Si Oumarou Moumouni Dogari ne met en avant que des préoccupations politiciennes, il ferait bien entendu bien plus qu’autoriser les manifestations publiques. Certains, que nous connaissons si bien pour les avoir vus à l’oeuvre au plus sommet de l’État, profiteraient de leurs stations pour créer la chienlit. L’honorable Dogari n’a pas suivi la voie de la force, mais plutôt celle de la loi et de la raison, quitte à en souffrir et à se faire couvrir d’insultes et de vilenies de toutes sortes. Il a choisi la responsabilité. Entre deux maux, il faut choisir le moindre, dit-on. Il ne s’agit pas de chercher des justifications aux actes du président du Conseil de ville. Cependant, il faut reconnaître qu’il a fait preuve de grandeur. Car, d’une part, l’erreur est humaine et d’autre part, seuls ceux sont dignes de hauteur, d’estime et de vertu savent se remettre en cause. Ce n’est pas à la portée de tout le monde. Certains, par orgueil mal placé et narcissisme, auraient persisté dans l’erreur.

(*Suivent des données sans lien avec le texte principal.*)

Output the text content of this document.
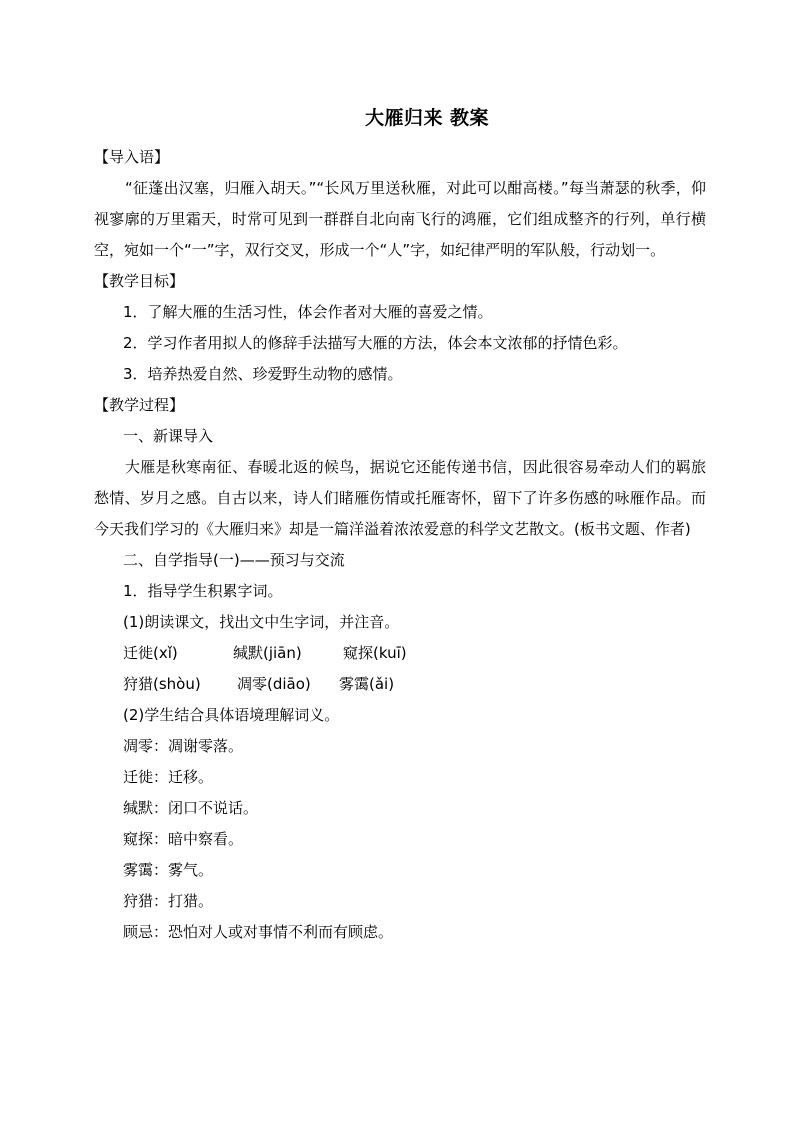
大雁归来 教案

【导入语】

“征蓬出汉塞，归雁入胡天。”“长风万里送秋雁，对此可以酣高楼。”每当萧瑟的秋季，仰视寥廓的万里霜天，时常可见到一群群自北向南飞行的鸿雁，它们组成整齐的行列，单行横空，宛如一个“一”字，双行交叉，形成一个“人”字，如纪律严明的军队般，行动划一。

【教学目标】

1．了解大雁的生活习性，体会作者对大雁的喜爱之情。

2．学习作者用拟人的修辞手法描写大雁的方法，体会本文浓郁的抒情色彩。

3．培养热爱自然、珍爱野生动物的感情。

【教学过程】

一、新课导入

大雁是秋寒南征、春暖北返的候鸟，据说它还能传递书信，因此很容易牵动人们的羁旅愁情、岁月之感。自古以来，诗人们睹雁伤情或托雁寄怀，留下了许多伤感的咏雁作品。而今天我们学习的《大雁归来》却是一篇洋溢着浓浓爱意的科学文艺散文。(板书文题、作者)

二、自学指导(一)——预习与交流

1．指导学生积累字词。

(1)朗读课文，找出文中生字词，并注音。

迁徙(xǐ)	缄默(jiān)	窥探(kuī)

狩猎(shòu) 凋零(diāo) 雾霭(ǎi)

(2)学生结合具体语境理解词义。

凋零：凋谢零落。

迁徙：迁移。

缄默：闭口不说话。

窥探：暗中察看。

雾霭：雾气。

狩猎：打猎。

顾忌：恐怕对人或对事情不利而有顾虑。
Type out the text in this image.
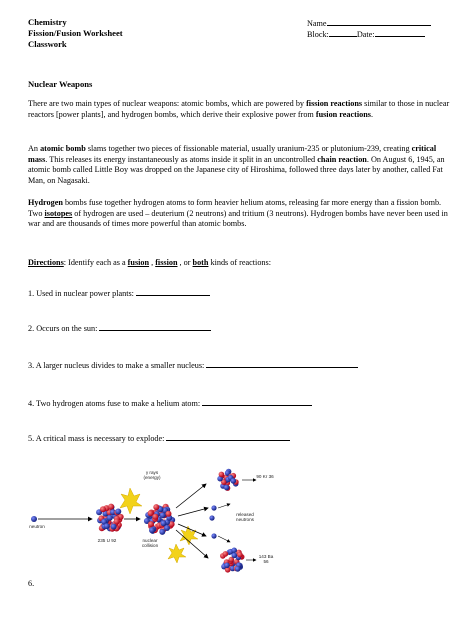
Chemistry
Fission/Fusion Worksheet
Classwork
Name
Block:	Date:
Nuclear Weapons

There are two main types of nuclear weapons: atomic bombs, which are powered by fission reactions similar to those in nuclear reactors [power plants], and hydrogen bombs, which derive their explosive power from fusion reactions.

An atomic bomb slams together two pieces of fissionable material, usually uranium-235 or plutonium-239, creating critical mass. This releases its energy instantaneously as atoms inside it split in an uncontrolled chain reaction. On August 6, 1945, an atomic bomb called Little Boy was dropped on the Japanese city of Hiroshima, followed three days later by another, called Fat Man, on Nagasaki.

Hydrogen bombs fuse together hydrogen atoms to form heavier helium atoms, releasing far more energy than a fission bomb. Two isotopes of hydrogen are used – deuterium (2 neutrons) and tritium (3 neutrons). Hydrogen bombs have never been used in war and are thousands of times more powerful than atomic bombs.

Directions: Identify each as a fusion , fission , or both kinds of reactions:
1. Used in nuclear power plants:
2. Occurs on the sun:
3. A larger nucleus divides to make a smaller nucleus:
4. Two hydrogen atoms fuse to make a helium atom:
5. A critical mass is necessary to explode:
6.
neutron
235 U 92
γ rays (energy)
nuclear collision
released neutrons
90 Kr 36
143 Ba 56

La grandeur d’âme du député-maire, président du Conseil de ville de Niamey n’est pas seulement d’avoir replacé le curseur là où il faut. C’est également d’avoir pris la peine de s’expliquer et d’expliquer à ses compatriotes, car c’est aussi ça la gouvernance : chercher, en toutes circonstances, à abroger les distances entre gouvernants et gouvernés, à s’expliquer et expliquer ses actes. Il n’y rien de plus beau et de plus appréciable de la part d’un gouvernant. Oumarou Moumouni Dogari ne perd rien en consacrant à cette exigence de la gouvernance démocratique. Au contraire, en sacrifiant à cette obligation en tant que détenteur d’une légitimité populaire, le président du Conseil de ville de Niamey a fait preuve de magnanimité, certes, mais a surtout montré combien il doit aux citoyens. Il s’est incliné pour s’expliquer et très peu d’entre nous sont capables d’une telle humilité. Lorsqu’on a blâmé l’honorable Dogari d’avoir interdit des manifestations publiques, on doit également s’imposer le devoir, citoyen et démocrate, de lui reconnaître l’humilité et la grandeur de s’être remis publiquement en cause.

En tout état de cause, il est heureux de constater que le Niger renoue avec les normes et principes démocratiques tels que stipulés par la Constitution. C’est un fondamental qui ouvre la voie sur d’autres perspectives encore plus heureuses. Car, sans liberté, notamment celle d’expression, il n’y a pas de démocratie. Non seulement le Niger renoue ainsi avec les normes et principes démocratiques, mais il s’offre aussi les voies d’apaisement d’un climat sociopolitique trop tendu pour ne pas déboucher sur un épilogue malheureux. Il ne reste plus qu’à libérer tous les prisonniers politiques et d’opinion, remettre en selle le Conseil national de dialogue politique suivant la règle du consensus qui le régit et oeuvrer à relever les défis qui pressent : la lutte contre l’insécurité et les menaces qui pèsent sur la souveraineté ; le trafic de drogue qui sert à financer celle-ci ainsi que la lutte contre la corruption et les délits assimilés. Si le Président Bazoum s’aventure sur d’autres terrains que ceux-ci, à l’heure actuelle, soyez sûrs qu’il ne fera rien de bon pour le Niger.